- Directed by: S. Raghu
- Story by: Rajesh Gopinathan
- Produced by: T. Nagraj B. T. Mallikarjunaiah Dhananjay R.
- Starring: Bhuvan Chandra Pallavi Gowda Danny Kuttappa
- Cinematography: Benaka Raju
- Edited by: Vishwa
- Music by: Emil Mohammed
- Production company: Master's Choice creations
- Distributed by: Mysore Talkies (Jack Manjunath)
- Release date: 6 October 2017;
- Running time: 120 minutes
- Country: India
- Language: Kannada

= Kidi (film) =

Kidi (lit. 'Spark') is a 2017 Indian Kannada-language action thriller film starring Bhuvan Chandra, Pallavi Gowda, Danny Kuttappa and Ugrham Manju. It was directed by S. Raghu and produced by Master's Choice Creations. It is a remake of the 2016 Malayalam-language film Kali.

== Plot ==
Bhuvan (R Bhuvan Chandra), a man with anger management issues, tries to control his temper for the sake of his wife, Nandhini(Pallavi Gowda). However, things take a turn when they drive on a highway one night.

== Cast ==
- Bhuvan Chandra as Bhuvan
- Pallavi Gowda as Nandini
- Danny Kuttappa as Chuli
- Manmohan Roy as Shetty
- Ugramm Manju as Nagaanna
- Pavan K as Pavan
- Dakshaya as Young Bhuvan

== Music ==
The music is composed by Emil Mohammad, and the soundtrack was released on 3 June 2017 by Anand Audio.

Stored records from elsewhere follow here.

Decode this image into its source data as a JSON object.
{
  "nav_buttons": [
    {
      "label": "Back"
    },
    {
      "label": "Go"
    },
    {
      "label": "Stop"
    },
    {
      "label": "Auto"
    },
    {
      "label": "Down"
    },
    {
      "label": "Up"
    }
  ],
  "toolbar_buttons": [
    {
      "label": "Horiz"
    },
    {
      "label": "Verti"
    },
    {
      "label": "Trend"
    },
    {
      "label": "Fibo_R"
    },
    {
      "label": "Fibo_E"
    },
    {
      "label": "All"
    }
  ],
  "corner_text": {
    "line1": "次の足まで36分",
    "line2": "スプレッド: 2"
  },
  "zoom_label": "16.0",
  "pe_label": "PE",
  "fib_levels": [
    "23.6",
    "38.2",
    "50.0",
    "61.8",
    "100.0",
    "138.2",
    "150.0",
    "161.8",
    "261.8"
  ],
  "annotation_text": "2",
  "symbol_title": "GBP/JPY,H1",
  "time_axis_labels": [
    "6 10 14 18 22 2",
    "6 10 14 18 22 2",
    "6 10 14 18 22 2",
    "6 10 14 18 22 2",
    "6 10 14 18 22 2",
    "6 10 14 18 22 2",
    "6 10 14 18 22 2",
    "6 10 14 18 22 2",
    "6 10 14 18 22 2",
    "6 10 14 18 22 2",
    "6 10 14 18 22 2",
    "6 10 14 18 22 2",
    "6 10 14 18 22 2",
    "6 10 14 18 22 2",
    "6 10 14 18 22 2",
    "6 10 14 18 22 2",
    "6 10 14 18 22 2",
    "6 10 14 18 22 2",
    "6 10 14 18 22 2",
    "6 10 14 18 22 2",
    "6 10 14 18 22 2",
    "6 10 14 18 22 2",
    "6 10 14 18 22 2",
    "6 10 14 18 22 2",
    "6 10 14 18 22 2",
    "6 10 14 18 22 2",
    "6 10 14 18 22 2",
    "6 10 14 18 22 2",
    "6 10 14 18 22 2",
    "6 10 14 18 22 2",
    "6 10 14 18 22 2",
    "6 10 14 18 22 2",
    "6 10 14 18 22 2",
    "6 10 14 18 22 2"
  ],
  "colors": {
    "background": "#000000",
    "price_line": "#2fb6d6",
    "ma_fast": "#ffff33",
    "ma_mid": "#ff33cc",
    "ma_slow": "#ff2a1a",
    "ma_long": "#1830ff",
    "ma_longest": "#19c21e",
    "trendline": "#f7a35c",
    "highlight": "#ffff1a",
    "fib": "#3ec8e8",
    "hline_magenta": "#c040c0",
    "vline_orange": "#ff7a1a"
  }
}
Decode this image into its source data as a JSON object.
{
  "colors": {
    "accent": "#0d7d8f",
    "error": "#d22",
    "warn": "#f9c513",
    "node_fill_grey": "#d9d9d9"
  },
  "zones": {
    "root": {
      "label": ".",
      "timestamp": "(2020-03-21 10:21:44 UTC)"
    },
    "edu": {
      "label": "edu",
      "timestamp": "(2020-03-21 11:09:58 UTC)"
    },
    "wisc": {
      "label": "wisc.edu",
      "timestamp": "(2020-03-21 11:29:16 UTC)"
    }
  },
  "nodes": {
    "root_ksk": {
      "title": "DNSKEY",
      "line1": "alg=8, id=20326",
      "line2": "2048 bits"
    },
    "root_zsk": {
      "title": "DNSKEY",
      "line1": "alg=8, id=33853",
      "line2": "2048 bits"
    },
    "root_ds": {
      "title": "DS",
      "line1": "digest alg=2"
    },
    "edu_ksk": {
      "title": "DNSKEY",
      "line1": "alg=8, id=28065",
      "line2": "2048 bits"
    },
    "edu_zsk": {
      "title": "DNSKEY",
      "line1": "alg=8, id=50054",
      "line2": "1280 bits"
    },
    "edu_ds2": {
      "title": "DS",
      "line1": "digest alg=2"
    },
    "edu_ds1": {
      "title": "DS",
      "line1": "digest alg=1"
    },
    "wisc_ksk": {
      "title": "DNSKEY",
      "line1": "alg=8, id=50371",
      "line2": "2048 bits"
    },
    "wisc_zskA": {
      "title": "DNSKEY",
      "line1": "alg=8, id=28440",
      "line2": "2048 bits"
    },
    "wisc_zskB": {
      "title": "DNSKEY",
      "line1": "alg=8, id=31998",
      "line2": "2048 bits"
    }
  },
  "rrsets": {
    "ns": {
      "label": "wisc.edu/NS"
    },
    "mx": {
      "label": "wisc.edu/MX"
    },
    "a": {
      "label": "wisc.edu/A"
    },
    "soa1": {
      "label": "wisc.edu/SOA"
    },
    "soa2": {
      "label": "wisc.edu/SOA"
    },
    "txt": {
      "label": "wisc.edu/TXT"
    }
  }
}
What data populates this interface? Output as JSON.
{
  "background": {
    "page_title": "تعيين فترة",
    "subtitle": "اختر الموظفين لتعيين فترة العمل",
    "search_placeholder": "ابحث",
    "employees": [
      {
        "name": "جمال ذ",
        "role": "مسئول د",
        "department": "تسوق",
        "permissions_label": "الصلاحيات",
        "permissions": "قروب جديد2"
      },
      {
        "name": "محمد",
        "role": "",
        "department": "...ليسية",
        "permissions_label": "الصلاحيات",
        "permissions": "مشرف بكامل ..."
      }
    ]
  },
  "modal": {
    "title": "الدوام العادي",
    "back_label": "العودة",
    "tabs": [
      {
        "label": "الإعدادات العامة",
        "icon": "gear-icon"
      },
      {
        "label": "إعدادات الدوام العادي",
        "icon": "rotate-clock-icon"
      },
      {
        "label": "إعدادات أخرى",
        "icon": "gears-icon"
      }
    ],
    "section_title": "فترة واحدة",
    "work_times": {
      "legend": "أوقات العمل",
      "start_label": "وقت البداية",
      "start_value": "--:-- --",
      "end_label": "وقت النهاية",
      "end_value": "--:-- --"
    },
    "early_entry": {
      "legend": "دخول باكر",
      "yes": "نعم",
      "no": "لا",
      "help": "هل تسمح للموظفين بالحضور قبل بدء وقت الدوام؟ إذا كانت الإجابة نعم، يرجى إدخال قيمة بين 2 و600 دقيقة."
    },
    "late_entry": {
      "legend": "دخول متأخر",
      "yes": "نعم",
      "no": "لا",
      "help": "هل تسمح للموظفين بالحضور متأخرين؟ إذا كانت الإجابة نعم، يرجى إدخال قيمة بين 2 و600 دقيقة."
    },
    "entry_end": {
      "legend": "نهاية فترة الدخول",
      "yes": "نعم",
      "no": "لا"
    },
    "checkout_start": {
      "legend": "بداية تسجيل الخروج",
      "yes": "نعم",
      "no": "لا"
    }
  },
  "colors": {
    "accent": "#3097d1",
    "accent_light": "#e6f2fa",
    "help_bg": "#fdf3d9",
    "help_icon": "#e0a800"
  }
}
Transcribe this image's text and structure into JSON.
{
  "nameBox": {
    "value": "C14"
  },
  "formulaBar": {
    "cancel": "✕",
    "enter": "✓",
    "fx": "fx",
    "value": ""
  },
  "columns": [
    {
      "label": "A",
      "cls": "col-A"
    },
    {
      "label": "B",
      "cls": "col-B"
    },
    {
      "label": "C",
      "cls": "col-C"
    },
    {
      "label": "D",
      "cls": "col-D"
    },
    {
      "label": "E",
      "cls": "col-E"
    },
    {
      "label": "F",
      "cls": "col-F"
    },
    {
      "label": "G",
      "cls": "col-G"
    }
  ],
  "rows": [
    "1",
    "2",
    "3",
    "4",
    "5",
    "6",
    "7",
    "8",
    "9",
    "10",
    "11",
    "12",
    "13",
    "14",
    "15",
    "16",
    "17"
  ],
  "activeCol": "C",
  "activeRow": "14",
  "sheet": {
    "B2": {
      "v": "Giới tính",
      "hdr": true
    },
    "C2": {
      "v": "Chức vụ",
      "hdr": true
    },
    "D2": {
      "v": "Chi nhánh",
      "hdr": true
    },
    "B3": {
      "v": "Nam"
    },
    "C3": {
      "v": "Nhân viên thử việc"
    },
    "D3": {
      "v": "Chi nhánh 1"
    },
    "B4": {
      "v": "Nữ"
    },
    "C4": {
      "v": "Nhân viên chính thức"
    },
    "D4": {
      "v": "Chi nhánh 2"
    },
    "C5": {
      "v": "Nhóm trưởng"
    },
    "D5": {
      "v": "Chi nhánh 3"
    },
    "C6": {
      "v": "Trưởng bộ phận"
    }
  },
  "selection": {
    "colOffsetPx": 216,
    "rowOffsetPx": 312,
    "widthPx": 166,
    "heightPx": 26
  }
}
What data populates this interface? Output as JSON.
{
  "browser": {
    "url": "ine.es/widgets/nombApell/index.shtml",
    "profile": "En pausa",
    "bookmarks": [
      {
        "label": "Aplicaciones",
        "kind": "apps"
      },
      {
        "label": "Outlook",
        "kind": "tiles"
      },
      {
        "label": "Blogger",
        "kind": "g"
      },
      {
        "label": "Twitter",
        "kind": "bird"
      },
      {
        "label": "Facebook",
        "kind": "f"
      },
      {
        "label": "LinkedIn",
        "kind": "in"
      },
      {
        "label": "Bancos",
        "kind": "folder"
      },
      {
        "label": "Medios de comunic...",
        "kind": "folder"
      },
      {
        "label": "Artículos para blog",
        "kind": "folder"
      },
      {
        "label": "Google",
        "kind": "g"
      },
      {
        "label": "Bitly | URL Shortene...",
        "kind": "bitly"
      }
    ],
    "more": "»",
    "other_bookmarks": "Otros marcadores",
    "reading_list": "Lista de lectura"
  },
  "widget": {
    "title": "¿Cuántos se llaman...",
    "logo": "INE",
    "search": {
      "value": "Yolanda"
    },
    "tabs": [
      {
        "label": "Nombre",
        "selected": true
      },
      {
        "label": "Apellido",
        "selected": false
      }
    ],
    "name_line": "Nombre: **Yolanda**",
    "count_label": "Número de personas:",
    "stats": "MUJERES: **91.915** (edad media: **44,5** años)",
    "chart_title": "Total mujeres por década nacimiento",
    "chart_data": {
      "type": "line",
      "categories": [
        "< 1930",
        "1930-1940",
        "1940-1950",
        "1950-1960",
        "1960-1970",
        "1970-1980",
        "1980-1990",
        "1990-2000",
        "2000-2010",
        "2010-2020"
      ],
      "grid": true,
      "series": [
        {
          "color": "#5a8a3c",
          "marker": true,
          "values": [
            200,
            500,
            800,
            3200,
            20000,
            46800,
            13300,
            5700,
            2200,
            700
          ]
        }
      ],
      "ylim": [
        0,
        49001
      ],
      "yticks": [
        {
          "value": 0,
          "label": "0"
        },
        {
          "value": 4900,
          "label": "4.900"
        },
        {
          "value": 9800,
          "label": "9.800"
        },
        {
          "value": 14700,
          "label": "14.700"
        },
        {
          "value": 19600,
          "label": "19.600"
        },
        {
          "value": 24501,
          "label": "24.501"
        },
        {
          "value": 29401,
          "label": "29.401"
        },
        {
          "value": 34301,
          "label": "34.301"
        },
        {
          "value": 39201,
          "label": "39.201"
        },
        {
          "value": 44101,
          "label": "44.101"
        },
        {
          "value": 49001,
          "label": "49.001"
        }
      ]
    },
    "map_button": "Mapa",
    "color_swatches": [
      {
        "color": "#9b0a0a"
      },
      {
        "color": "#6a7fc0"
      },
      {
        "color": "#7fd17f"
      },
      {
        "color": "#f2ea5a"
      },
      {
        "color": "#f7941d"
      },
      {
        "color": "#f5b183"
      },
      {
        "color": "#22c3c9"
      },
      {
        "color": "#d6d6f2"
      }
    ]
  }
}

| No. | Title | Lyrics | Singer(s) | Length |
|---|---|---|---|---|
| 1. | "Ondu Manavi" | Kaviraj | Karthik (singer) | 5:10 |
| 2. | "Preethi Inda" | Lokesh J | Anuradha Bhat, Anirudh | 4:40 |
| 3. | "Enee Kavana" | K. Kalyan | Sangeetha Ravindranath | 5:10 |
| 4. | "Kidi Theme" | V. Nagendra Prasad | Chandan Shetty | 3:20 |

== Reception ==
A critic from Firstpost wrote that "A remake doesn’t work with an extra song (shot in Thailand), or giving more muscles to the hero. It works in keeping its aesthetics intact. Raghu’s Kidi fails to do that. Furthermore, the leads don’t recreate the magic of togetherness that Dulquer Salmaan and Sai Pallavi did". A critic from Chitraloka.com gave a more positive review.